Host: The Association of Japanese Geographers
Name : Annual Meeting of the Association of Japanese Geographers, Autumn 2024
Date : September 14, 2024 - September 21, 2024
Until now, the Southeast and South Asia region has been slow to develop economically and has accumulated a small amount of damage. As a result, the scale of damage has been limited despite the relatively large scale of disasters. However, rapid economic growth and delayed development of social infrastructure have resulted in the accumulation of damage targets, and extensive damage has been occurring every year. This increase in the number of disasters is becoming an opportunity for the potential vulnerabilities and problems of the society in question to become a social problem. This interest in disasters as social problems has reminded us of the fact that existing hardware-centered disaster prevention measures alone will not result in disaster mitigation, and the policy shift to "watershed flood control" has indeed illuminated the "limits of technological theory.
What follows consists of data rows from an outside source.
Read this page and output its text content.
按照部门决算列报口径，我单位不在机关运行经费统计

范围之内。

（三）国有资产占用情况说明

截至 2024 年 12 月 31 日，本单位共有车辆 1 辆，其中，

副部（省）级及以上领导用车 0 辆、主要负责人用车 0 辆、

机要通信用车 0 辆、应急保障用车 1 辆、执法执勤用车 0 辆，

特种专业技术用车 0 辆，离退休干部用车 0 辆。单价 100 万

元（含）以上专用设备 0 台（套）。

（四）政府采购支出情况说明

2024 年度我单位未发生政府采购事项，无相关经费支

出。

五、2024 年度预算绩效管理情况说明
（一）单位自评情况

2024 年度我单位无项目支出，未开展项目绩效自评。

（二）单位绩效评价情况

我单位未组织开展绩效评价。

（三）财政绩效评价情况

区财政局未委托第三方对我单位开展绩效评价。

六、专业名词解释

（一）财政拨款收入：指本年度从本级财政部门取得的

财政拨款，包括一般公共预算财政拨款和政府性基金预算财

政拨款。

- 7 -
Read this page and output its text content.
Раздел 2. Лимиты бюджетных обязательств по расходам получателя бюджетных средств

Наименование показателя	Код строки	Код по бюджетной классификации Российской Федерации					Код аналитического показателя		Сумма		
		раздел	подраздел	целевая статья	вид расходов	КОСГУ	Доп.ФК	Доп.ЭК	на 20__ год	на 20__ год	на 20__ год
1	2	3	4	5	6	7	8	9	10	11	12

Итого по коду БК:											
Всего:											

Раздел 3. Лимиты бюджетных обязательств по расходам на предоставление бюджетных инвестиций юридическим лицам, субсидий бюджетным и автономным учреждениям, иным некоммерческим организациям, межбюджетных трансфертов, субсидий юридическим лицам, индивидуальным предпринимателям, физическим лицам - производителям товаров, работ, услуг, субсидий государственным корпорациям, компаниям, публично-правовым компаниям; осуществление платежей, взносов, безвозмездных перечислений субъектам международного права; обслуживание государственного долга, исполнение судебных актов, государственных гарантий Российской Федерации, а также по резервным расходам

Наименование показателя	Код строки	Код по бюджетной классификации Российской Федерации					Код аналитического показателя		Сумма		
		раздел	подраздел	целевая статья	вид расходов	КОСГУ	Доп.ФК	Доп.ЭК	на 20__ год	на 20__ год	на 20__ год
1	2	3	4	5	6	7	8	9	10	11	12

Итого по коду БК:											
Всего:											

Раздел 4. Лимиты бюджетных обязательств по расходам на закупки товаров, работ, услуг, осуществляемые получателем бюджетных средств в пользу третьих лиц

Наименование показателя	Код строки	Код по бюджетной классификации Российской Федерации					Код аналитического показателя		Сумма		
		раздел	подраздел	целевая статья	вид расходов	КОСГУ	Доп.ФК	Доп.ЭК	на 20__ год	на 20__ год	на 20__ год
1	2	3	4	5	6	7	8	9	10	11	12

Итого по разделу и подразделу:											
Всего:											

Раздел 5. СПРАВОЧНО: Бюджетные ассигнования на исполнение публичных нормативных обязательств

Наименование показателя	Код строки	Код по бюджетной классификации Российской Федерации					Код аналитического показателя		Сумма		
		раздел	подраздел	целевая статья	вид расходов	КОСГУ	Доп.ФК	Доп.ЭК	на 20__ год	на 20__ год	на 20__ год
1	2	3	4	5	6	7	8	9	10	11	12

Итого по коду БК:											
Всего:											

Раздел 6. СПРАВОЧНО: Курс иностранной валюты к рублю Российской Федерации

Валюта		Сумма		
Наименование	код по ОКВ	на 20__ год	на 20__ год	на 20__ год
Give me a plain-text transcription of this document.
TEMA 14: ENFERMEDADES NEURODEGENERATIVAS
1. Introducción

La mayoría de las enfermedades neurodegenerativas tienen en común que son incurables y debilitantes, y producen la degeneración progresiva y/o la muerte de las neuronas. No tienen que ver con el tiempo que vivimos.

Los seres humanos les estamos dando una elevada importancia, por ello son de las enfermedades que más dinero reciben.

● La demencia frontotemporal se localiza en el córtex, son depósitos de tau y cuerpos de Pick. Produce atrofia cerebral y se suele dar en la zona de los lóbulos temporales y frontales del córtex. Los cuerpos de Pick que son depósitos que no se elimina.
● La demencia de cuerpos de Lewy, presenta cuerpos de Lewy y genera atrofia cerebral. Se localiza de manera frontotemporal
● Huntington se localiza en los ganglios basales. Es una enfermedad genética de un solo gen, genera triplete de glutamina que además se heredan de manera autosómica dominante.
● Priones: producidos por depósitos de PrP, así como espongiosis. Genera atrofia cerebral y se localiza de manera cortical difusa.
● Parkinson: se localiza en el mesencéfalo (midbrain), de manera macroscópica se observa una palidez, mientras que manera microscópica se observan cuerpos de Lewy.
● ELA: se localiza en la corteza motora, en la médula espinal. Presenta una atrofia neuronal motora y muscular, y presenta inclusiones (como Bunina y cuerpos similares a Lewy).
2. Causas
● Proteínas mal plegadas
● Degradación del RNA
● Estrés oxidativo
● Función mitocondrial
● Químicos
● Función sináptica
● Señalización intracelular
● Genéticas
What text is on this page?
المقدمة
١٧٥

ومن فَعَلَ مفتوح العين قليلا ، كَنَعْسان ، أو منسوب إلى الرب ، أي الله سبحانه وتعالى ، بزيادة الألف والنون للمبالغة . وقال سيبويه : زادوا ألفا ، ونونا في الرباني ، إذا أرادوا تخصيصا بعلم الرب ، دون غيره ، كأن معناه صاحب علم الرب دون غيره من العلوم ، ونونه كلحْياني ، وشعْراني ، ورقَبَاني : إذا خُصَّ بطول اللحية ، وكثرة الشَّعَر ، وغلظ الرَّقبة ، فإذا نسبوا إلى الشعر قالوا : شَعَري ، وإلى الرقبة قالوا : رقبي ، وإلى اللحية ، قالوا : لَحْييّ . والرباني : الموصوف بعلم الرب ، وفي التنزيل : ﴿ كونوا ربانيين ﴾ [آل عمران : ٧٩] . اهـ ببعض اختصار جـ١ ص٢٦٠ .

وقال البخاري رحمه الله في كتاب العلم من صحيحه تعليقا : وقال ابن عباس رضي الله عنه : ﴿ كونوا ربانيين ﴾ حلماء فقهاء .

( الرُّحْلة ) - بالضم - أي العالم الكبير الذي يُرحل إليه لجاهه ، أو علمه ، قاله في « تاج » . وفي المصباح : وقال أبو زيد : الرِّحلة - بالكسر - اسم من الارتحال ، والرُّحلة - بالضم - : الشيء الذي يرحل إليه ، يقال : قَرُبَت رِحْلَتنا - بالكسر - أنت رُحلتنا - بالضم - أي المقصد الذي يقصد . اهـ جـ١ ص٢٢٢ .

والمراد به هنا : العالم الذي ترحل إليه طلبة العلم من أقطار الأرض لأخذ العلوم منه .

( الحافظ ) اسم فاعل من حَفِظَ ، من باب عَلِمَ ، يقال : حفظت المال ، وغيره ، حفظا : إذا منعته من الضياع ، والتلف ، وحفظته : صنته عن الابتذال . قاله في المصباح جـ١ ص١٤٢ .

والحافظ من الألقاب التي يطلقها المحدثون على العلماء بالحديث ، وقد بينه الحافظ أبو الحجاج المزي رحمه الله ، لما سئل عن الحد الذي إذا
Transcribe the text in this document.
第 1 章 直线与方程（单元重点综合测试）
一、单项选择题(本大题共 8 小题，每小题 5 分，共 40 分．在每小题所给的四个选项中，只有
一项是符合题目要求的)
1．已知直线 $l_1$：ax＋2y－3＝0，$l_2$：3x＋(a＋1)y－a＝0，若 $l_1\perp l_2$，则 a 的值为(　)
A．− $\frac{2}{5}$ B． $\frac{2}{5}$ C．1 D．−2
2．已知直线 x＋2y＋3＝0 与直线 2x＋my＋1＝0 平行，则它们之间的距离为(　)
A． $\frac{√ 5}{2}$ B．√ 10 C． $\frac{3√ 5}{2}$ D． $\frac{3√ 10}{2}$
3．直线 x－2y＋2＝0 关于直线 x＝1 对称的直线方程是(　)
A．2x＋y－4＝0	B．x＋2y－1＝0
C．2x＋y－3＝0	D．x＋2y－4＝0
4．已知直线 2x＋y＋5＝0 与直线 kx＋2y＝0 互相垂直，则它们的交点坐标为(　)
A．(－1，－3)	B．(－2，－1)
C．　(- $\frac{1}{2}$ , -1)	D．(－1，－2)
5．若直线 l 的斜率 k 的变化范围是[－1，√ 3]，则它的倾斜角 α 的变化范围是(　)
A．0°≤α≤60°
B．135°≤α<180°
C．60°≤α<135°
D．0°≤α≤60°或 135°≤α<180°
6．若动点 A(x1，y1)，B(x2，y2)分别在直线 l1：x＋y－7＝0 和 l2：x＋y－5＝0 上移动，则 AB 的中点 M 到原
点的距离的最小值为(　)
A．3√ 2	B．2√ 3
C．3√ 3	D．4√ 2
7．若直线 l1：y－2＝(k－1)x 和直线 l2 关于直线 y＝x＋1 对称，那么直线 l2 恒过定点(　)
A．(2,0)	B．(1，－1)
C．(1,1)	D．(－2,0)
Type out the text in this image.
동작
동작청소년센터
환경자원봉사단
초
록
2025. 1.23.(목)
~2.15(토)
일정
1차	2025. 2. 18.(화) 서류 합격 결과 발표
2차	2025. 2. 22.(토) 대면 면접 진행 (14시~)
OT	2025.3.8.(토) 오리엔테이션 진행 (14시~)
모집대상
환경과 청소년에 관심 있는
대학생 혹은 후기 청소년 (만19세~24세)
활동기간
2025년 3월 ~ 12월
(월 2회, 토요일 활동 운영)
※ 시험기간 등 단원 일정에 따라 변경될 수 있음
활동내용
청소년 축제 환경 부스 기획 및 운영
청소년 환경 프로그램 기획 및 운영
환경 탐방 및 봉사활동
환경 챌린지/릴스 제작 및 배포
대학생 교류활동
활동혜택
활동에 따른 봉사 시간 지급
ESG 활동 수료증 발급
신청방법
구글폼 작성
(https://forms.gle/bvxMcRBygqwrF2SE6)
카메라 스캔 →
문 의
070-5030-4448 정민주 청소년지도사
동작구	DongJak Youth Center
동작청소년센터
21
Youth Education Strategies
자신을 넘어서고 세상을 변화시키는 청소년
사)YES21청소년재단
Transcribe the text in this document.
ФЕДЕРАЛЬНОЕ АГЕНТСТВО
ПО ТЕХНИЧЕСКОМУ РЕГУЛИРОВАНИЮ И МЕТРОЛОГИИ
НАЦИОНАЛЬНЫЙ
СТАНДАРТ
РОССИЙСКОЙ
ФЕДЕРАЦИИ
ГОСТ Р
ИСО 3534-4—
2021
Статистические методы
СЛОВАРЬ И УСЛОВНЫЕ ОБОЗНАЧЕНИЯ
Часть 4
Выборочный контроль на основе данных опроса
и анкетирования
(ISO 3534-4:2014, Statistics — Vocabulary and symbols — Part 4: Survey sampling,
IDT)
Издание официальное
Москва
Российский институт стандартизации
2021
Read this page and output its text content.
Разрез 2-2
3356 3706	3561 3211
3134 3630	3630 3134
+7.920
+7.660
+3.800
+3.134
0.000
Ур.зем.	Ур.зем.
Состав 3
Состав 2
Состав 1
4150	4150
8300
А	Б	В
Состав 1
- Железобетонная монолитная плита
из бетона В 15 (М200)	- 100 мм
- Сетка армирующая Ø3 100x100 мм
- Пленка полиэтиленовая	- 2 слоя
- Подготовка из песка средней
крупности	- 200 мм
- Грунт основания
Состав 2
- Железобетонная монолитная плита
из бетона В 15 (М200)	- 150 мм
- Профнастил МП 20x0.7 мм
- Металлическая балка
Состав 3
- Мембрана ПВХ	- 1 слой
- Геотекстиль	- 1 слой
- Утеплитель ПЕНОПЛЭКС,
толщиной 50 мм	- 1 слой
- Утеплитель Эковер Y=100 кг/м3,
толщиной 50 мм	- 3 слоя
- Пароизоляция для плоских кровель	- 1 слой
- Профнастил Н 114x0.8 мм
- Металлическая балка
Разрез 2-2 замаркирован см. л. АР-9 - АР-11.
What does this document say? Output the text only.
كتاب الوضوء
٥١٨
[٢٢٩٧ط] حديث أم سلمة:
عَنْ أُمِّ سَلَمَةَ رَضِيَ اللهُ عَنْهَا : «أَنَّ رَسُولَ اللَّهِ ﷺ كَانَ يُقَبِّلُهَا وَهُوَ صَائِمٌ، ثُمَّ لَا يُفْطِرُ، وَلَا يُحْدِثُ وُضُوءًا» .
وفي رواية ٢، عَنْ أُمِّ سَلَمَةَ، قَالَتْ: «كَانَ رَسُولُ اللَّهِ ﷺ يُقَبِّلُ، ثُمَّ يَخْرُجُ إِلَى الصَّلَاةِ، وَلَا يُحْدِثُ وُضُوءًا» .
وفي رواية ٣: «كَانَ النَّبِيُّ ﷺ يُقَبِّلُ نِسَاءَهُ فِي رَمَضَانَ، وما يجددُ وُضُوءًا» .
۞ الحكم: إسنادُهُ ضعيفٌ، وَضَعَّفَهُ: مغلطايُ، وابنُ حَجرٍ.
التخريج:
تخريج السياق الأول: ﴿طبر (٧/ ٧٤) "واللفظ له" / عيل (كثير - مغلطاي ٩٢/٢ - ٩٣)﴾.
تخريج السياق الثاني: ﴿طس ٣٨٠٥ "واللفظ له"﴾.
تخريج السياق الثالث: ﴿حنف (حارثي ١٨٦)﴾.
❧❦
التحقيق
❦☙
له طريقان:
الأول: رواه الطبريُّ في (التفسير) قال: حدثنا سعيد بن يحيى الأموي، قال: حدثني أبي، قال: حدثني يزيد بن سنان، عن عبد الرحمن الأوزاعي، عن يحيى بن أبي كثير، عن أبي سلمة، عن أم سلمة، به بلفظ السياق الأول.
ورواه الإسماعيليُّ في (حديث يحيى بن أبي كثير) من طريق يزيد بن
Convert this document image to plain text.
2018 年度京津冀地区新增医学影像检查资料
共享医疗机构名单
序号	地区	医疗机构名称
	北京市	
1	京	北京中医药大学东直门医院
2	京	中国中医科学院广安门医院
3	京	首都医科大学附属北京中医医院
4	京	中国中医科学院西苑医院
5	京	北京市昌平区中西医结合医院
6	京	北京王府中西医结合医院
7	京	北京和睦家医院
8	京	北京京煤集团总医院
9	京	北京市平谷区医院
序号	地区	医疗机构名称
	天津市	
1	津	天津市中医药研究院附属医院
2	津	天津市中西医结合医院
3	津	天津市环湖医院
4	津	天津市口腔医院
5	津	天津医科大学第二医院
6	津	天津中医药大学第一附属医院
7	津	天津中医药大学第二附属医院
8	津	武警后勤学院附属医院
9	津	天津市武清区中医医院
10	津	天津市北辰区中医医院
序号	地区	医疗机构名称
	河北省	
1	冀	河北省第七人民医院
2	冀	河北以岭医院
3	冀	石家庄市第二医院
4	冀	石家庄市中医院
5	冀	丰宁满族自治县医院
As the scale of disasters is expected to increase in the future, it is urgent to consider not only engineering disaster prevention measures but also local relationships between nature and humans from the viewpoint of disaster mitigation, and solving the problems of "depopulation" in rural areas, as well as the "separation" of family farms, which produce 80% of the world's food supply and are less dependent on fossil fuels.
Therefore, this study sets up a comparative axis of "depopulation" and "abandonment of agriculture" as "global problems" that are economically common phenomena, and specifically analyzes the background and current status of "depopulation" and "abandonment of agriculture" in each country and region.